I am newbie to freertos, please help me understand how printf() is hooked/landed up to UART driver API.

I have seen reference driver serial driver, in general serial drivers are implementing,
XXX_serial_init(), XXX_serial_get_char(), XXX_serial_put_char(), XXX_serial_put_string() APIs.

Could some please explain how printf() call flows to UART driver? Also please point me to reference driver.

heinbali01 wrote on Thursday, December 25, 2014:

If I’m not mistaken, this happens in printf-stdarg.c

If snprintf() is called with NULL as as buffer, the function vOutputChar() will be called for every byte:

extern void vOutputChar( const char cChar, const TickType_t xTicksToWait  );

/* here the logging function is called printk()
(just like Linux). It calls print() with a NULL
pointer: */

int printk(const char *format, ...)
        va_list args;
        va_start( args, format );
        return print( 0, format, args );

This function vOutputChar(), which should be provided by the application, shall forward the byte to a serial console or whatever.

“printf-stdarg.c” never got a standard location in projects, you’ll find it in the home directory of many projects.

The above method of logging is very economic: each byte formatted goes straight to the serial driver.
You’ll get a smoother output when XXX_serial_put_string() is used for a whole string.


jradoslav wrote on Friday, December 26, 2014:

Low driver functions are interfacing this feature.
standard output/input function std_put, STD_get , this is function pointers , have to be set as serial driver functions uart_put, uart_get

rtel wrote on Friday, December 26, 2014:

Really this question falls outside the scope of FreeRTOS support as it is completely dependent on the development environment you are using - and FreeRTOS support more than 18.

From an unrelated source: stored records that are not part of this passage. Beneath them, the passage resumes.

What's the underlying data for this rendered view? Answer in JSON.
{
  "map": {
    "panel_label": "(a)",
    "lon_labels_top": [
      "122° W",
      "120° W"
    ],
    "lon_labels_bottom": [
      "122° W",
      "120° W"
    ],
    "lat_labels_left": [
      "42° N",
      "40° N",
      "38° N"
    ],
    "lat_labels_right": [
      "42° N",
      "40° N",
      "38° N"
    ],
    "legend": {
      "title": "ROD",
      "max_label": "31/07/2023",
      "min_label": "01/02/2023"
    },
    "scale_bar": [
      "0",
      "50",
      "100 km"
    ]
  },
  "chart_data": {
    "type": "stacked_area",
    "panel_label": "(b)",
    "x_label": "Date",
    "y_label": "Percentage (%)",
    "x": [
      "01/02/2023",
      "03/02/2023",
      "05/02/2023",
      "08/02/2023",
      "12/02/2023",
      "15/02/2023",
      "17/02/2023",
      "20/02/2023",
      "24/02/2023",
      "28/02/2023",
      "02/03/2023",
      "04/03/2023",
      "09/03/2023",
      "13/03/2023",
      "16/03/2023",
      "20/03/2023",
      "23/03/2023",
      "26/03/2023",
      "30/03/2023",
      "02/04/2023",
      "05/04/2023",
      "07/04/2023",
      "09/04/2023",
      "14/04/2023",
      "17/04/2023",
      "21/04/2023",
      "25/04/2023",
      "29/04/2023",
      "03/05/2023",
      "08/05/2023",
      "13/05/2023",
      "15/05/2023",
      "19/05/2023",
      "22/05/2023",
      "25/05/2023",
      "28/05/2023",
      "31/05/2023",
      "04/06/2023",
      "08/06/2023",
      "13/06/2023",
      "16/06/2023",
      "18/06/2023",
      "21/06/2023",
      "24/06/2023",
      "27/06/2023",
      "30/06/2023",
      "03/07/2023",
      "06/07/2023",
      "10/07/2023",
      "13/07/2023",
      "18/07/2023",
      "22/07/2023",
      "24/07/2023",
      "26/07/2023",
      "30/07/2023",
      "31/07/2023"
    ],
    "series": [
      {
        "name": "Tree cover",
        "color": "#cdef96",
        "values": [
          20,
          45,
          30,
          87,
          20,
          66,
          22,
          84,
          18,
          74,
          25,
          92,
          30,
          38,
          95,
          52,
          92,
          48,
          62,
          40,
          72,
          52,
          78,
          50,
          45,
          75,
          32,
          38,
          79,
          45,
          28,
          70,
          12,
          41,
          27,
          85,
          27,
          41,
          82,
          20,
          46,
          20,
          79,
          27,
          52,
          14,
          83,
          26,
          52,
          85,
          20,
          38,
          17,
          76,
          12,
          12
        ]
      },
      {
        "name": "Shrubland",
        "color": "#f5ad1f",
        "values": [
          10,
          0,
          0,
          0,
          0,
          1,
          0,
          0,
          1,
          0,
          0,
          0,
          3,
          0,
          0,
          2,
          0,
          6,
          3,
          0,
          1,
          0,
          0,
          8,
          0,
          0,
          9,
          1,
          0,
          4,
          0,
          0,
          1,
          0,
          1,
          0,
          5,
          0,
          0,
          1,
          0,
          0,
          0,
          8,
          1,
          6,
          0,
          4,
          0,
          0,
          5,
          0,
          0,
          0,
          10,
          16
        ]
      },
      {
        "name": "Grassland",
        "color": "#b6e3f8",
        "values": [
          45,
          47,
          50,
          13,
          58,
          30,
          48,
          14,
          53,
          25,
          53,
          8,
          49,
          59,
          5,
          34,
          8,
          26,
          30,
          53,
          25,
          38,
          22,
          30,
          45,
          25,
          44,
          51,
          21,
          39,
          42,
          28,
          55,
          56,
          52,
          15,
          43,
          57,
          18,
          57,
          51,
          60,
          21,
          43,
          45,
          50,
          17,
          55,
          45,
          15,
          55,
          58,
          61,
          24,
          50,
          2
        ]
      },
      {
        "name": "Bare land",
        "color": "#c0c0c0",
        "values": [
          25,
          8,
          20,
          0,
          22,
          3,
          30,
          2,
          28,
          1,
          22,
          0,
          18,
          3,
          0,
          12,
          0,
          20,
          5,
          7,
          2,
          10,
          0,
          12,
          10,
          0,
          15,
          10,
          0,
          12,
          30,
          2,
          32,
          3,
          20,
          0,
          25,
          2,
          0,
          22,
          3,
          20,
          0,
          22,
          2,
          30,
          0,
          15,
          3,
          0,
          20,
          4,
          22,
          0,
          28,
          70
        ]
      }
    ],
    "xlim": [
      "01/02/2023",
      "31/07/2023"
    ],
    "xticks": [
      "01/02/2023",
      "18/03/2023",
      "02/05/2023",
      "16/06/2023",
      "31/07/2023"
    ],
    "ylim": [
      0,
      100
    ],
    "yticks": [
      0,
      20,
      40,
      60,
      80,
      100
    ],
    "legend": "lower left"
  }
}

As per Radoslav’s comment - first you need the low level driver functions to perform outout to whichever interface you want (UART, CDC, TCP, etc.) so make sure that is working.

Then you need to read the library section of the documentation for whichever development environment you are using to find out how you connect that to the libraries. Sometimes it is as easy as providing your won write() function that calls your low lever drivers, sometimes it is not that easy.

As per Hein’s reply there is a file printf_stdarg.c that can be used, but this is not part of the kernel itself - just included in lots of different demos. If you choose that you can replace the sprintf/printf function provided by your library with a much simpler, leaner, and so also less powerful and slower version (the big advantage of is it uses very little stack) and follow Hein’s example.